Bienheureux ceux qui, ayant reconnu cette grâce-là, peuvent vivre dans le monde sans s’égarer à son contact, ceux pour qui, dans l’obéissance à Jésus-Christ, la patrie céleste est devenue tellement certaine, qu’ils sont réellement libérés pour la vie en ce monde. Bienheureux ceux pour qui obéir à Jésus-Christ n’est rien d’autre que vivre de la grâce, et pour qui la grâce n’est rien d’autre que l’obéissance. Bienheureux ceux qui, dans ce sens, sont devenus chrétiens, ceux pour qui la parole de la grâce a été miséricordieuse.

 

L’appel à l’obéissance

… Un christianisme privé de Jésus-Christ vivant demeure nécessairement un christianisme sans obéissance, et un christianisme sans obéissance est toujours un christianisme privé de Jésus-Christ; il est idée, mythe.
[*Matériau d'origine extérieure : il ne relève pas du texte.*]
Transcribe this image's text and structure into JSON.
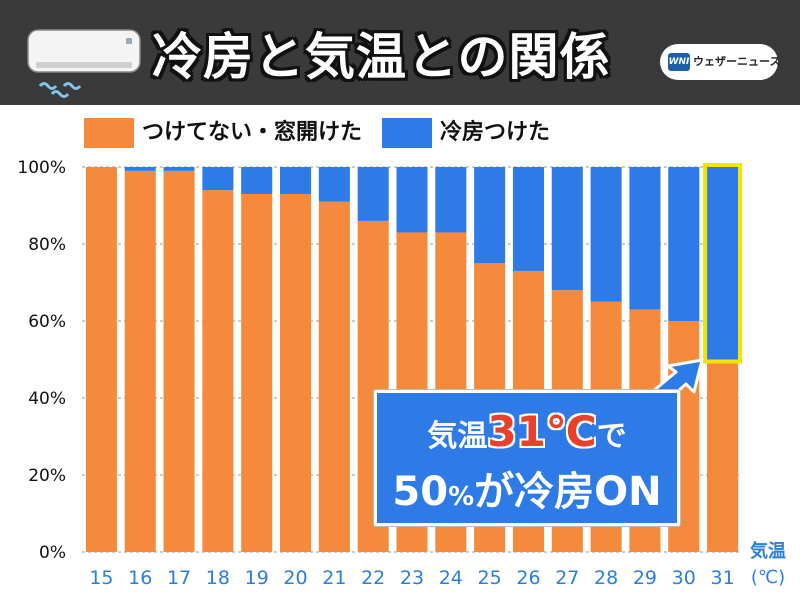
{
  "header": {
    "title": "冷房と気温との関係",
    "brand": "ウェザーニュース",
    "brand_mark": "WNI",
    "icon": "air-conditioner-icon"
  },
  "legend": [
    {
      "label": "つけてない・窓開けた",
      "color": "#f58a3c"
    },
    {
      "label": "冷房つけた",
      "color": "#2e7be8"
    }
  ],
  "callout": {
    "prefix": "気温",
    "temp": "31℃",
    "suffix": "で",
    "line2_num": "50",
    "line2_pct": "%",
    "line2_rest": "が冷房ON",
    "arrow_icon": "arrow-up-right-icon"
  },
  "chart_data": {
    "type": "bar",
    "stacked": true,
    "categories": [
      "15",
      "16",
      "17",
      "18",
      "19",
      "20",
      "21",
      "22",
      "23",
      "24",
      "25",
      "26",
      "27",
      "28",
      "29",
      "30",
      "31"
    ],
    "series": [
      {
        "name": "つけてない・窓開けた",
        "color": "#f58a3c",
        "values": [
          100,
          99,
          99,
          94,
          93,
          93,
          91,
          86,
          83,
          83,
          75,
          73,
          68,
          65,
          63,
          60,
          50
        ]
      },
      {
        "name": "冷房つけた",
        "color": "#2e7be8",
        "values": [
          0,
          1,
          1,
          6,
          7,
          7,
          9,
          14,
          17,
          17,
          25,
          27,
          32,
          35,
          37,
          40,
          50
        ]
      }
    ],
    "ylim": [
      0,
      100
    ],
    "yticks": [
      "0%",
      "20%",
      "40%",
      "60%",
      "80%",
      "100%"
    ],
    "xlabel": "気温",
    "xunit": "(℃)",
    "highlight_category": "31",
    "highlight_color": "#f2e600"
  }
}
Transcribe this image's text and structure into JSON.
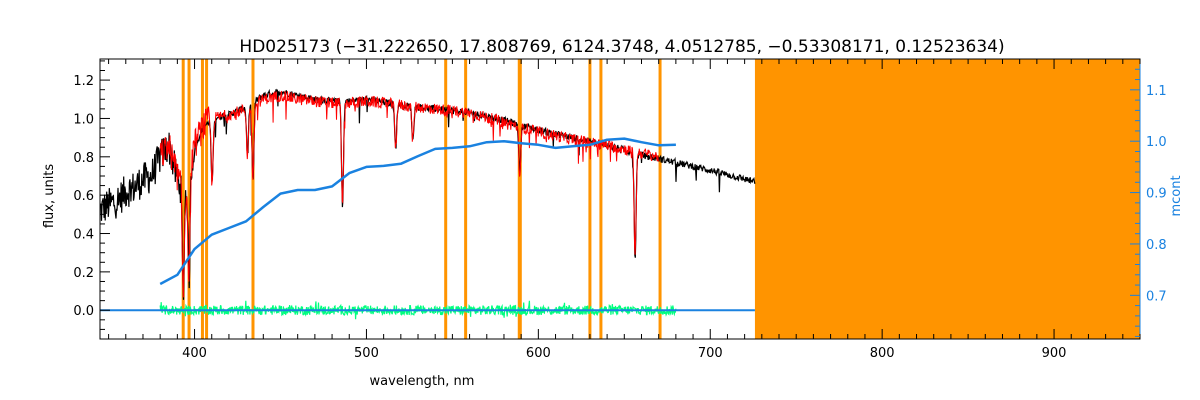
{
  "chart_data": {
    "type": "line",
    "title": "HD025173   (−31.222650, 17.808769, 6124.3748, 4.0512785, −0.53308171, 0.12523634)",
    "xlabel": "wavelength, nm",
    "ylabel": "flux, units",
    "ylabel_right": "mcont",
    "xlim": [
      345,
      950
    ],
    "ylim": [
      -0.15,
      1.31
    ],
    "ylim_right": [
      0.615,
      1.16
    ],
    "x_ticks": [
      400,
      500,
      600,
      700,
      800,
      900
    ],
    "y_ticks": [
      0.0,
      0.2,
      0.4,
      0.6,
      0.8,
      1.0,
      1.2
    ],
    "y_ticks_right": [
      0.7,
      0.8,
      0.9,
      1.0,
      1.1
    ],
    "masked_region": {
      "from": 726,
      "to": 950,
      "color": "#ff9400"
    },
    "vertical_lines": {
      "color": "#ff9400",
      "x": [
        393.4,
        396.8,
        404.6,
        407.0,
        434.0,
        546.1,
        557.7,
        588.9,
        589.5,
        630.0,
        636.4,
        670.8
      ]
    },
    "series": [
      {
        "role": "observed",
        "color": "#000000",
        "x": [
          345,
          350,
          355,
          360,
          365,
          370,
          375,
          380,
          385,
          390,
          395,
          400,
          405,
          410,
          420,
          430,
          440,
          450,
          460,
          470,
          480,
          490,
          500,
          520,
          540,
          560,
          580,
          600,
          620,
          640,
          660,
          680,
          700,
          726
        ],
        "y": [
          0.52,
          0.55,
          0.57,
          0.62,
          0.64,
          0.68,
          0.7,
          0.8,
          0.86,
          0.68,
          0.62,
          0.85,
          0.95,
          1.0,
          1.02,
          1.06,
          1.12,
          1.14,
          1.12,
          1.1,
          1.09,
          1.09,
          1.1,
          1.07,
          1.05,
          1.03,
          0.99,
          0.94,
          0.9,
          0.86,
          0.81,
          0.77,
          0.73,
          0.67
        ]
      },
      {
        "role": "model",
        "color": "#ff0000",
        "x": [
          380,
          385,
          390,
          395,
          400,
          405,
          410,
          420,
          430,
          440,
          450,
          460,
          470,
          480,
          490,
          500,
          520,
          540,
          560,
          580,
          600,
          620,
          640,
          660,
          670
        ],
        "y": [
          0.8,
          0.86,
          0.7,
          0.6,
          0.86,
          0.96,
          1.0,
          1.02,
          1.05,
          1.1,
          1.12,
          1.1,
          1.09,
          1.08,
          1.08,
          1.09,
          1.07,
          1.05,
          1.03,
          0.98,
          0.93,
          0.89,
          0.86,
          0.82,
          0.8
        ]
      },
      {
        "role": "residuals",
        "color": "#00ff7f",
        "x": [
          380,
          680
        ],
        "y": [
          0.0,
          0.0
        ],
        "scatter": 0.025
      },
      {
        "role": "zero-line",
        "color": "#1a82e0",
        "x": [
          345,
          726
        ],
        "y": [
          0.0,
          0.0
        ]
      },
      {
        "role": "mcont",
        "color": "#1a82e0",
        "axis": "right",
        "x": [
          380,
          390,
          400,
          410,
          420,
          430,
          440,
          450,
          460,
          470,
          480,
          490,
          500,
          510,
          520,
          530,
          540,
          550,
          560,
          570,
          580,
          590,
          600,
          610,
          620,
          630,
          640,
          650,
          660,
          670,
          680
        ],
        "y": [
          0.722,
          0.74,
          0.79,
          0.818,
          0.831,
          0.844,
          0.872,
          0.898,
          0.905,
          0.905,
          0.912,
          0.938,
          0.95,
          0.952,
          0.956,
          0.971,
          0.985,
          0.987,
          0.99,
          0.998,
          1.0,
          0.996,
          0.993,
          0.987,
          0.99,
          0.993,
          1.003,
          1.005,
          0.998,
          0.992,
          0.993
        ]
      }
    ],
    "absorption_lines": [
      {
        "x": 393.4,
        "depth": 0.55
      },
      {
        "x": 396.8,
        "depth": 0.55
      },
      {
        "x": 410.2,
        "depth": 0.35
      },
      {
        "x": 430.8,
        "depth": 0.25
      },
      {
        "x": 434.0,
        "depth": 0.4
      },
      {
        "x": 486.1,
        "depth": 0.55
      },
      {
        "x": 517.0,
        "depth": 0.22
      },
      {
        "x": 527.0,
        "depth": 0.18
      },
      {
        "x": 589.2,
        "depth": 0.25
      },
      {
        "x": 656.3,
        "depth": 0.55
      }
    ]
  }
}
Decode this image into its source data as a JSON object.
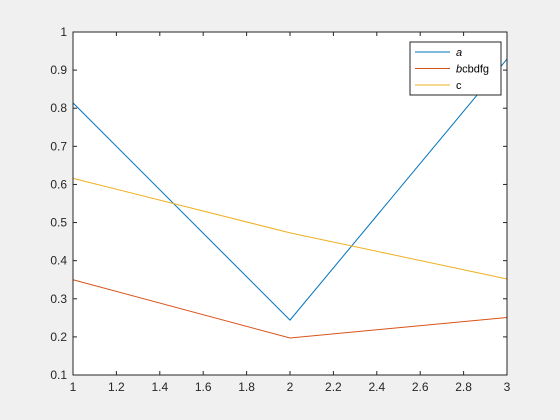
{
  "chart_data": {
    "type": "line",
    "x": [
      1,
      2,
      3
    ],
    "xlim": [
      1,
      3
    ],
    "ylim": [
      0.1,
      1
    ],
    "xticks": [
      "1",
      "1.2",
      "1.4",
      "1.6",
      "1.8",
      "2",
      "2.2",
      "2.4",
      "2.6",
      "2.8",
      "3"
    ],
    "yticks": [
      "0.1",
      "0.2",
      "0.3",
      "0.4",
      "0.5",
      "0.6",
      "0.7",
      "0.8",
      "0.9",
      "1"
    ],
    "grid": false,
    "legend_position": "top-right",
    "series": [
      {
        "name": "a",
        "name_italic": "a",
        "name_rest": "",
        "color": "#0072BD",
        "values": [
          0.814,
          0.244,
          0.929
        ]
      },
      {
        "name": "bcbdfg",
        "name_italic": "b",
        "name_rest": "cbdfg",
        "color": "#D95319",
        "values": [
          0.35,
          0.197,
          0.251
        ]
      },
      {
        "name": "c",
        "name_italic": "",
        "name_rest": "c",
        "color": "#EDB120",
        "values": [
          0.616,
          0.473,
          0.352
        ]
      }
    ]
  }
}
Un christianisme comportant Dieu le Père, mais non pas Jésus-Christ son vivant Fils, met carrément l’obéissance de côté.

Il y a alors confiance en Dieu mais non obéissance. Ce n’est que parce que le Fils de Dieu est devenu homme, parce qu’il est médiateur, que l’obéissance est le type correct de relation qu’on doit avoir avec lui. L’obéissance est liée au médiateur, et là où l’on parle correctement de l’obéissance, là aussi on parle correctement du médiateur, Jésus-Christ, Fils de Dieu. Seul le médiateur, l’homme-Dieu, peut appeler à l’obéissance.

Seul le croyant est obéissant, seul celui qui est obéissant croit.

Les commandements sont bien plutôt destinés à mettre fin au conflit éthique. Le conflit éthique, phénomène éthique primitif de l’homme après la chute, est, en lui-même, l’opposition de l’homme à Dieu. Le serpent, au paradis, a mis ce conflit au cœur du premier homme : “Dieu a-t-il réellement dit ?” L’homme est arraché au commandement précis, à l’obéissance naïve et simple, par le doute éthique, par l’allusion au fait que le commandement réclame encore explication et interprétation. “Dieu a-t-il réellement dit ?” C’est l’homme lui-même qui, dans la force de sa connaissance du bien et du mal, dans la force de sa conscience, doit décider de ce qui est bien. Le commandement est ambigu, Dieu veut que l’homme l’explique, l’interprète, et se décide en toute liberté.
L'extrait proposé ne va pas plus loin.